Post: Heartfelt Hello from Los Angeles, CA

Nathan YeePosted
  • Porter Ranch, CA
  • Posts 51
  • Votes 13

@James Wise  

Thank you for the advice. I'll look into the feasibility of a duplex. It's a pretty expensive market out in LA. 

Post: Heartfelt Hello from Los Angeles, CA

Nathan YeePosted
  • Porter Ranch, CA
  • Posts 51
  • Votes 13

Thanks for the recommendation, Jenkins.  I've been hooked on the podcast.

Post: Heartfelt Hello from Los Angeles, CA

Nathan YeePosted
  • Porter Ranch, CA
  • Posts 51
  • Votes 13

Hi everyone! My name is Nate and I'm 28 years-old from Los Angeles, CA. I feel that I'm arriving a little late to the BP party, but better late than never, right? 

So a little about me:

Currently, I'm a second-year FEMBA student attending UC Irvine in Southern California. I concurrently hold a full-time, contracted job as a Management Consultant working on a Cybersecurity project for a large utilities client. Admittedly, I am somewhat "ADD" when it comes to projects, so the career works well for me. New and frequent changes in my professional life switching from one client to the next have always been welcome and invigorating. But please don't confuse my "ADD" as impatience...I've never wanted to be "stuck in rut" as I feel it's detrimental to your well-being and places self-limits on your potential. 

Unfortunately, this hasn't translated well to an interest I've had in real-estate. Up until this point, my interest has been more passive. I've been sidelined over the last year viewing real-estate investing as something I'd like to do in the future, but without taking the actionable steps to immerse myself in the learning process and the network/community. 
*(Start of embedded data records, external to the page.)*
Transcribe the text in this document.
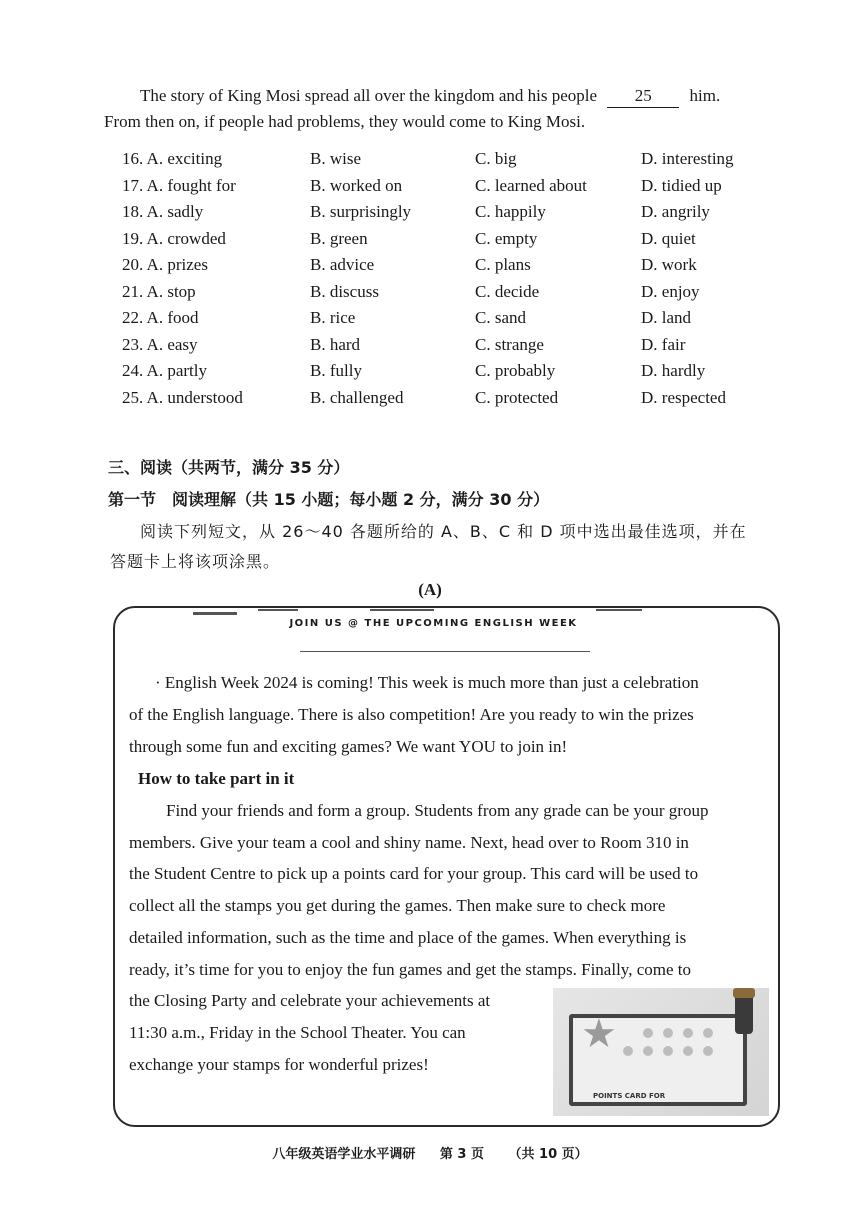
The story of King Mosi spread all over the kingdom and his people 25 him.
From then on, if people had problems, they would come to King Mosi.
16. A. exciting	B. wise	C. big	D. interesting
17. A. fought for	B. worked on	C. learned about	D. tidied up
18. A. sadly	B. surprisingly	C. happily	D. angrily
19. A. crowded	B. green	C. empty	D. quiet
20. A. prizes	B. advice	C. plans	D. work
21. A. stop	B. discuss	C. decide	D. enjoy
22. A. food	B. rice	C. sand	D. land
23. A. easy	B. hard	C. strange	D. fair
24. A. partly	B. fully	C. probably	D. hardly
25. A. understood	B. challenged	C. protected	D. respected
三、阅读（共两节，满分 35 分）
第一节　阅读理解（共 15 小题；每小题 2 分，满分 30 分）
阅读下列短文，从 26～40 各题所给的 A、B、C 和 D 项中选出最佳选项，并在
答题卡上将该项涂黑。
(A)
JOIN US @ THE UPCOMING ENGLISH WEEK
· English Week 2024 is coming! This week is much more than just a celebration
of the English language. There is also competition! Are you ready to win the prizes
through some fun and exciting games? We want YOU to join in!
How to take part in it
Find your friends and form a group. Students from any grade can be your group
members. Give your team a cool and shiny name. Next, head over to Room 310 in
the Student Centre to pick up a points card for your group. This card will be used to
collect all the stamps you get during the games. Then make sure to check more
detailed information, such as the time and place of the games. When everything is
ready, it’s time for you to enjoy the fun games and get the stamps. Finally, come to
the Closing Party and celebrate your achievements at
11:30 a.m., Friday in the School Theater. You can
exchange your stamps for wonderful prizes!
★
POINTS CARD FOR
八年级英语学业水平调研 第 3 页 （共 10 页）
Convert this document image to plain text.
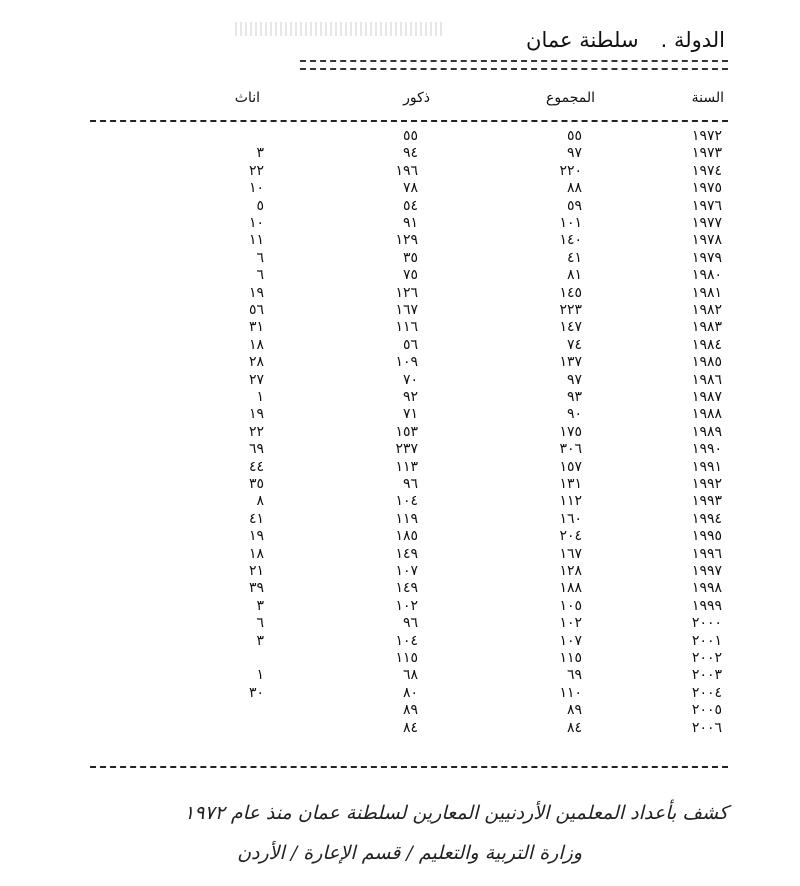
الدولة .سلطنة عمان
السنة
المجموع
ذكور
اناث
١٩٧٢
٥٥
٥٥
١٩٧٣
٩٧
٩٤
٣
١٩٧٤
٢٢٠
١٩٦
٢٢
١٩٧٥
٨٨
٧٨
١٠
١٩٧٦
٥٩
٥٤
٥
١٩٧٧
١٠١
٩١
١٠
١٩٧٨
١٤٠
١٢٩
١١
١٩٧٩
٤١
٣٥
٦
١٩٨٠
٨١
٧٥
٦
١٩٨١
١٤٥
١٢٦
١٩
١٩٨٢
٢٢٣
١٦٧
٥٦
١٩٨٣
١٤٧
١١٦
٣١
١٩٨٤
٧٤
٥٦
١٨
١٩٨٥
١٣٧
١٠٩
٢٨
١٩٨٦
٩٧
٧٠
٢٧
١٩٨٧
٩٣
٩٢
١
١٩٨٨
٩٠
٧١
١٩
١٩٨٩
١٧٥
١٥٣
٢٢
١٩٩٠
٣٠٦
٢٣٧
٦٩
١٩٩١
١٥٧
١١٣
٤٤
١٩٩٢
١٣١
٩٦
٣٥
١٩٩٣
١١٢
١٠٤
٨
١٩٩٤
١٦٠
١١٩
٤١
١٩٩٥
٢٠٤
١٨٥
١٩
١٩٩٦
١٦٧
١٤٩
١٨
١٩٩٧
١٢٨
١٠٧
٢١
١٩٩٨
١٨٨
١٤٩
٣٩
١٩٩٩
١٠٥
١٠٢
٣
٢٠٠٠
١٠٢
٩٦
٦
٢٠٠١
١٠٧
١٠٤
٣
٢٠٠٢
١١٥
١١٥
٢٠٠٣
٦٩
٦٨
١
٢٠٠٤
١١٠
٨٠
٣٠
٢٠٠٥
٨٩
٨٩
٢٠٠٦
٨٤
٨٤
كشف بأعداد المعلمين الأردنيين المعارين لسلطنة عمان منذ عام ١٩٧٢
وزارة التربية والتعليم / قسم الإعارة / الأردن
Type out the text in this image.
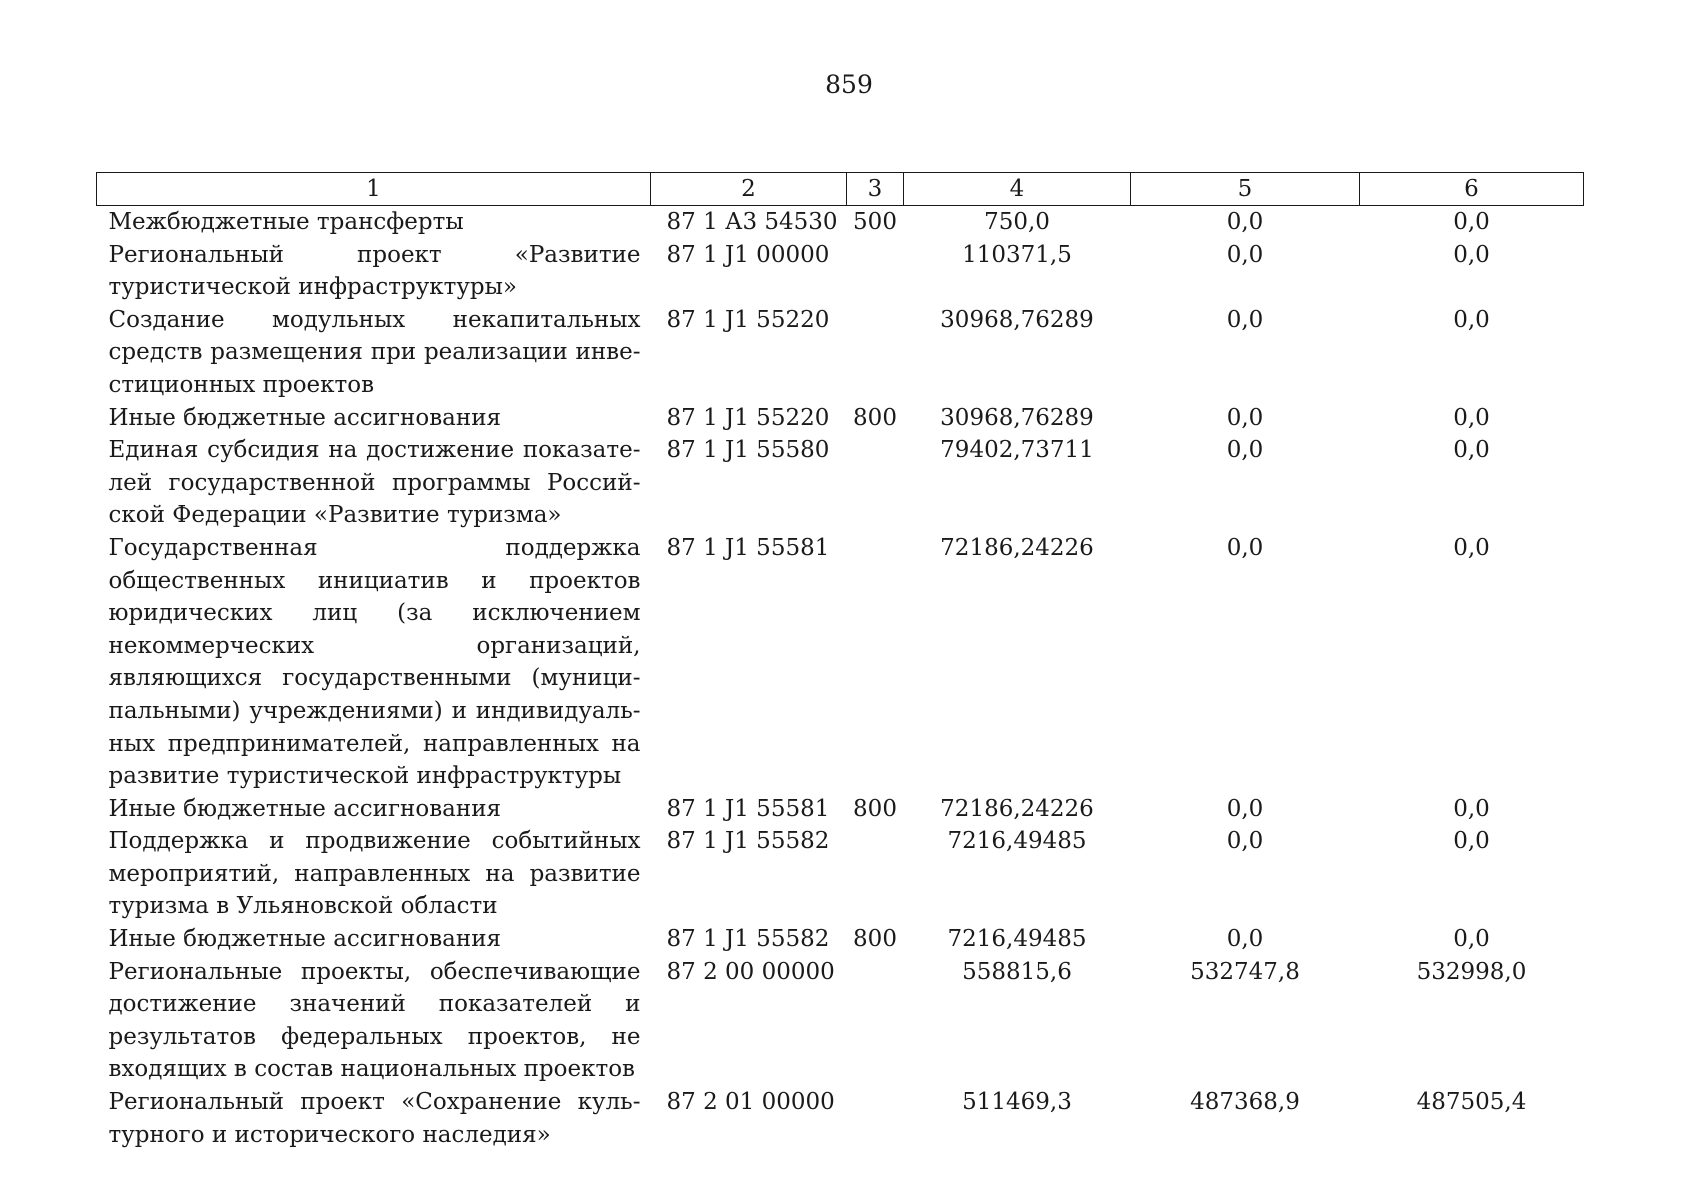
859
1	2	3	4	5	6
Межбюджетные трансферты	87 1 А3 54530	500	750,0	0,0	0,0
Региональный проект «Развитие туристической инфраструктуры»	87 1 J1 00000		110371,5	0,0	0,0
Создание модульных некапитальных средств размещения при реализации инвестиционных проектов	87 1 J1 55220		30968,76289	0,0	0,0
Иные бюджетные ассигнования	87 1 J1 55220	800	30968,76289	0,0	0,0
Единая субсидия на достижение показателей государственной программы Российской Федерации «Развитие туризма»	87 1 J1 55580		79402,73711	0,0	0,0
Государственная поддержка общественных инициатив и проектов юридических лиц (за исключением некоммерческих организаций, являющихся государственными (муниципальными) учреждениями) и индивидуальных предпринимателей, направленных на развитие туристической инфраструктуры	87 1 J1 55581		72186,24226	0,0	0,0
Иные бюджетные ассигнования	87 1 J1 55581	800	72186,24226	0,0	0,0
Поддержка и продвижение событийных мероприятий, направленных на развитие туризма в Ульяновской области	87 1 J1 55582		7216,49485	0,0	0,0
Иные бюджетные ассигнования	87 1 J1 55582	800	7216,49485	0,0	0,0
Региональные проекты, обеспечивающие достижение значений показателей и результатов федеральных проектов, не входящих в состав национальных проектов	87 2 00 00000		558815,6	532747,8	532998,0
Региональный проект «Сохранение культурного и исторического наследия»	87 2 01 00000		511469,3	487368,9	487505,4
Then there's another factor: I still live with my folks, who are of the more fiscally conservative variety. *On a side note, shout out to my parents for their understanding and love. Because of them, I'll be able to graduate with an MBA debt-free with more than a little saved up. I consider myself lucky and have so much gratitude towards them.

Back to my story...

Living with my folks has instilled this burning desire to get out on my own again. I've always had an aversion to renting from someone else, although I understand it does have its place. This is probably the main reason why I'm living with my parents. I thought that my main goal was to save and build enough capital to buy a place to call my own. In Los Angeles that's easier said than done. I've watched friends get outbid by all cash offers above asking price and deals come and go in a matter of days.  So I thought to myself, maybe I need to change my strategy a bit and learn more about real-estate, especially real-estate investing. About the same time, a close friend turned me on to the BP podcast when I mentioned I wanted to be more serious about real-estate investing. Wow mind blown...

So what are my real-estate investing interests/goals:

-I carry a J-O-B, and haven't considered replacing it with a career in real-estate investing. This would definitely be something "on the side". I say this loosely because I know it's so much work. But you never know...

-I want to own multiple properties (3-5, or a lot more) that create an income stream, so buy-hold scenarios interest me (whether its condos or SFH, I'm not quite sure). Local markets are preferred as I've known this area my whole life.

-Wholesaling has me curious due to its ability to generate capital for future deals, but I wonder about its effectiveness in the LA market (it's crazy out here to find a deal).

-Partnering with other investors would be ideal. Let's face it, others have more money and experience than I do. But I'm willing to learn this business and do it right.

-Meeting other individuals including lenders, appraisers, attorneys, contractors, etc. to help with my real-estate pursuits and expand my knowledge.

-Joining a local real-estate club where I can network with people nearby and hopefully find a mentor. Until I can figure out a way to truly add value, I'll always buy lunch!

I'm sure there are other things as well, but to prevent this post from becoming more long winded than it already is, I'll stop here. Thanks everyone, I look forward to meeting some of you soon! Any advice and tips are welcome!